Novas perspectivas, outra trama e um destino: 12 Monkeys e sua 3º Temporada

Imagem: Syfy/Reprodução

Chegamos à terceira temporada de 12 Monkeys, série do canal norte-americano Syfy, com uma mudança de contexto na proposta da série. Diferente do que vimos em sua primeira temporada e em boa parte da segunda, a série que faz referência ao filme homônimo lançado em 1995 e que tinha em seu elenco Bruce Willis e Brad Pitt, se embrenhou pelos caminhos da praticidade ao ter as relações pessoais dos personagens como sustentação de seu novo plot.

Quando surgiu, como uma grata surpresa na grade de séries de 2015, 12 Monkeys se destacava como um dos primeiros acertos do canal por assinatura Syfy. O canal pertencente à NBC/Universal e exclusivo para produções de ficção científica cometia, até então, pecados atrás de pecados quando o assunto era produção. Foram diversas as séries canceladas ainda em sua primeira temporada pelo fraco roteiro e as insistentes superproduções gráficas. Nesse sentido a série passou então a se destacar por um enredo sóbrio – a incessante busca de Cole por salvar o mundo e destruir o exército dos doze macacos – e também por uma sobriedade no aspecto técnico de sua produção.

Outra referência, tirando a principal, está no destaque a busca de Ramse a testemunha – que se mostra, mas pra frente, uma missão para eliminar Cass, a mãe da testemunha – onde podemos fazer uma clara relação com o filme O Exterminador do Futuro (1985) onde um assassino do futuro é enviado para matar Sarah Connor, mãe daquele que viria a ser o líder da humanidade em um futuro utópico, John Connor. Guardadas as devidas ressalvas que devem ser feitas a essa comparação, a missão de Ramse acabaria também por não atingir seu objetivo final.

A série viajou até o passado em busca da testemunha e tornou o seu presente uma das experiências mais desagradáveis possíveis para o expectador.
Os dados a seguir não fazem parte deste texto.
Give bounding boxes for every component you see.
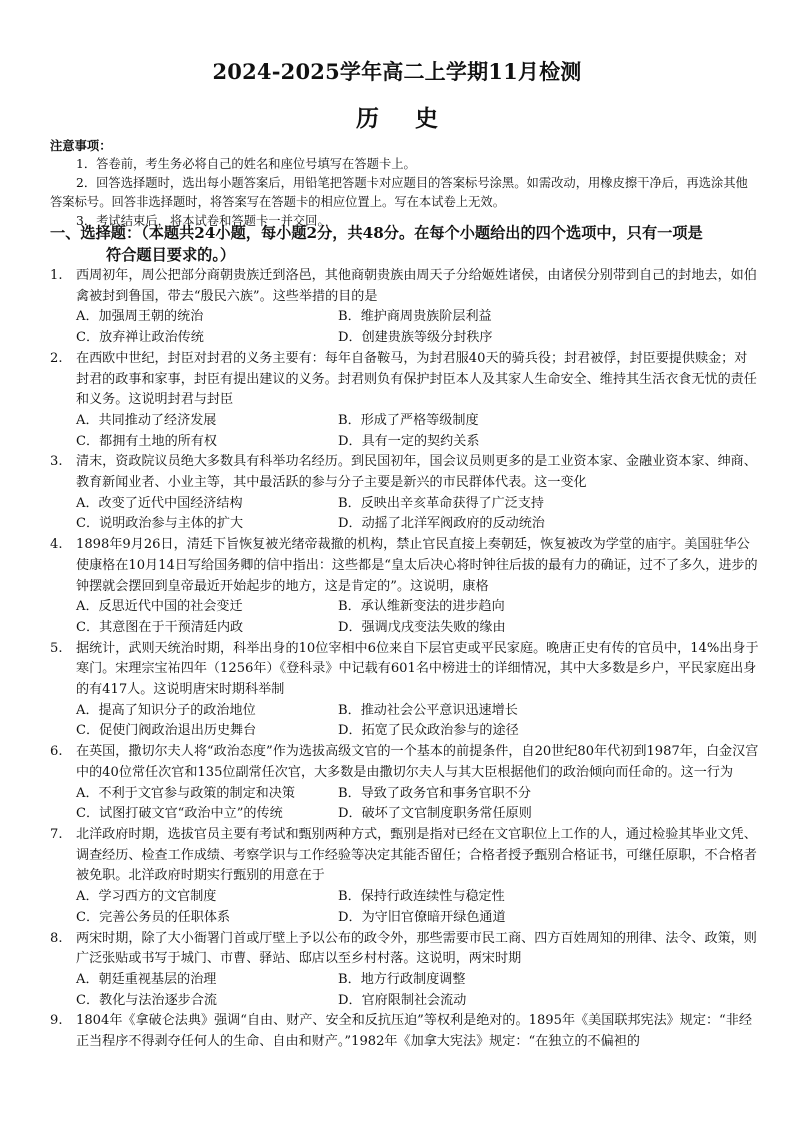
question-6 [50,742,760,825]
question-stem [50,929,760,970]
answer-option: B．推动社会公平意识迅速增长 [338,702,518,718]
answer-option: A．不利于文官参与政策的制定和决策 [76,785,295,801]
answer-option: D．为守旧官僚暗开绿色通道 [338,909,506,925]
question-stem [50,1011,760,1052]
question-number: 9. [50,1013,63,1029]
answer-option: C．其意图在于干预清廷内政 [76,619,244,635]
question-8 [50,929,760,1012]
question-text: 在英国，撒切尔夫人将“政治态度”作为选拔高级文官的一个基本的前提条件，自20世纪80年代初到1987年，白金汉宫中的40位常任次官和135位副常任次官，大多数是由撒切尔夫人与其大臣根据他们的政治倾向而任命的。这一行为 [76,744,759,780]
question-2 [50,349,760,453]
answer-option: B．形成了严格等级制度 [338,412,479,428]
question-text: 据统计，武则天统治时期，科举出身的10位宰相中6位来自下层官吏或平民家庭。晚唐正史有传的官员中，14%出身于寒门。宋理宗宝祐四年（1256年）《登科录》中记载有601名中榜进士的详细情况，其中大多数是乡户，平民家庭出身的有417人。这说明唐宋时期科举制 [76,640,759,698]
note-item: 2．回答选择题时，选出每小题答案后，用铅笔把答题卡对应题目的答案标号涂黑。如需改动，用橡皮擦干净后，再选涂其他答案标号。回答非选择题时，将答案写在答题卡的相应位置上。写在本试卷上无效。 [50,176,748,209]
option-list [50,784,760,825]
question-number: 7. [50,826,63,842]
question-1 [50,266,760,349]
answer-option: B．地方行政制度调整 [338,971,466,987]
question-7 [50,825,760,929]
question-text: 在西欧中世纪，封臣对封君的义务主要有：每年自备鞍马，为封君服40天的骑兵役；封君被俘，封臣要提供赎金；对封君的政事和家事，封臣有提出建议的义务。封君则负有保护封臣本人及其家人生命安全、维持其生活衣食无忧的责任和义务。这说明封君与封臣 [76,350,757,408]
question-number: 3. [50,454,63,470]
question-stem [50,452,760,493]
question-text: 两宋时期，除了大小衙署门首或厅壁上予以公布的政令外，那些需要市民工商、四方百姓周知的刑律、法令、政策，则广泛张贴或书写于城门、市曹、驿站、邸店以至乡村村落。这说明，两宋时期 [76,930,757,967]
answer-option: D．创建贵族等级分封秩序 [338,330,493,346]
option-list [50,597,760,638]
answer-option: B．导致了政务官和事务官职不分 [338,785,531,801]
option-list [50,494,760,535]
answer-option: B．承认维新变法的进步趋向 [338,599,505,615]
question-text: 1898年9月26日，清廷下旨恢复被光绪帝裁撤的机构，禁止官民直接上奏朝廷，恢复被改为学堂的庙宇。美国驻华公使康格在10月14日写给国务卿的信中指出：这些都是“皇太后决心将时钟往后拔的最有力的确证，过不了多久，进步的钟摆就会摆回到皇帝最近开始起步的地方，这是肯定的”。这说明，康格 [76,537,758,594]
answer-option: D．强调戊戌变法失败的缘由 [338,619,506,635]
answer-option: A．提高了知识分子的政治地位 [76,702,256,718]
question-text: 1804年《拿破仑法典》强调“自由、财产、安全和反抗压迫”等权利是绝对的。1895年《美国联邦宪法》规定：“非经正当程序不得剥夺任何人的生命、自由和财产。”1982年《加拿大宪法》规定：“在独立的不偏袒的 [76,1013,752,1050]
option-list [50,411,760,452]
question-number: 2. [50,350,63,366]
answer-option: C．完善公务员的任职体系 [76,909,231,925]
answer-option: D．破坏了文官制度职务常任原则 [338,806,532,822]
answer-option: A．学习西方的文官制度 [76,889,217,905]
answer-option: C．促使门阀政治退出历史舞台 [76,723,257,739]
question-number: 1. [50,268,63,283]
question-stem [50,742,760,783]
answer-option: A．朝廷重视基层的治理 [76,971,217,987]
note-item: 1．答卷前，考生务必将自己的姓名和座位号填写在答题卡上。 [76,157,416,171]
question-number: 4. [50,537,63,553]
question-number: 8. [50,930,63,946]
option-list [50,701,760,742]
question-stem [50,266,760,307]
notes-block [50,136,755,231]
answer-option: C．说明政治参与主体的扩大 [76,516,244,532]
answer-option: D．官府限制社会流动 [338,992,467,1008]
question-text: 西周初年，周公把部分商朝贵族迁到洛邑，其他商朝贵族由周天子分给姬姓诸侯，由诸侯分别带到自己的封地去，如伯禽被封到鲁国，带去“殷民六族”。这些举措的目的是 [76,268,757,304]
section-heading-line2: 符合题目要求的。） [106,246,236,264]
question-text: 清末，资政院议员绝大多数具有科举功名经历。到民国初年，国会议员则更多的是工业资本家、金融业资本家、绅商、教育新闻业者、小业主等，其中最活跃的参与分子主要是新兴的市民群体代表。这一变化 [76,454,757,491]
answer-option: C．放弃禅让政治传统 [76,330,204,346]
question-5 [50,639,760,743]
answer-option: A．改变了近代中国经济结构 [76,495,243,511]
option-list [50,307,760,348]
answer-option: C．试图打破文官“政治中立”的传统 [76,806,283,822]
answer-option: A．反思近代中国的社会变迁 [76,599,243,615]
answer-option: A．加强周王朝的统治 [76,309,204,325]
answer-option: A．共同推动了经济发展 [76,412,217,428]
section-heading-line1: 一、选择题：（本题共24小题，每小题2分，共48分。在每个小题给出的四个选项中，只有一项是 [50,224,703,242]
answer-option: D．动摇了北洋军阀政府的反动统治 [338,516,545,532]
answer-option: B．保持行政连续性与稳定性 [338,889,505,905]
question-number: 5. [50,640,63,656]
question-stem [50,825,760,887]
question-4 [50,535,760,639]
option-list [50,970,760,1011]
question-list [50,266,760,1053]
section-heading [50,222,760,266]
question-9 [50,1011,760,1052]
answer-option: B．维护商周贵族阶层利益 [338,309,492,325]
question-number: 6. [50,744,63,760]
question-stem [50,535,760,597]
question-3 [50,452,760,535]
answer-option: D．拓宽了民众政治参与的途径 [338,723,519,739]
answer-option: D．具有一定的契约关系 [338,433,480,449]
answer-option: C．都拥有土地的所有权 [76,433,217,449]
question-stem [50,349,760,411]
exam-subject: 历 史 [355,105,452,132]
question-text: 北洋政府时期，选拔官员主要有考试和甄别两种方式，甄别是指对已经在文官职位上工作的人，通过检验其毕业文凭、调查经历、检查工作成绩、考察学识与工作经验等决定其能否留任；合格者授予甄别合格证书，可继任原职，不合格者被免职。北洋政府时期实行甄别的用意在于 [76,826,757,884]
exam-title: 2024-2025学年高二上学期11月检测 [212,59,582,84]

O contexto da narrativa que existia no presente – o futuro apocalíptico da série – se diluiu tão facilmente quanto o péssimo desenvolvimento desse conceito o tornara possível. O ponto chave da trama tornou-se então o passado, representado em grande parte pelo hall do Emerson Hotel. Um passado em que se inseriam os mais fantásticos figurinos de época e que acabaria por remeter a trama a um universo completamente distante e muito mais atraente em relação ao futuro apocalíptico de 2035. E podemos observar isso mesmo no futuro, quando Cassandra permaneceu trancafiada em Titan em um quarto onde o que se destacava eram os trajes e uma cenografia que remetia ao período medieval.

Voltando a mudança da narrativa da série, podemos destacar como um ponto-chave para essa transição a nova referência que Cassandra Railly passaria a ter dentro da história. Vindo de uma coadjuvante e, de certo modo, até menos que uma na primeira temporada, ao destaque dentro da trama, quando Cole passa a lutar pelo seu resgate como algo mais importante até mesmo que a sua missão primordial. Nesse sentido, várias outras relações começam a ser instituídas na trama. E o que se limitava, de maneira mais específica, a relação de Ramse com seu filho, passava ao retorno da filha de Jones – também de seu contexto amoroso ainda na segunda temporada – e culminando na vinculação da história da própria testemunha a de Cole e Cass.

Nesse sentido diminuiu-se muito o campo de probabilidades e de potenciais surpresas ao longo da série. Encurtou-se um universo que no filme nos dava a impressão de uma dimensão imensurável de questões que poderiam ser trabalhadas nesta eventual série. O destaque, no fim das contas, é mais negativo do que positivo, apesar da trama ainda trabalhar essas relações de uma forma um tanto atraente, da estética ter se tornado mais sóbria e de se ter diminuído – pelo próprio encurtamento do contexto da história – a chance de alguém fazer uma porcaria.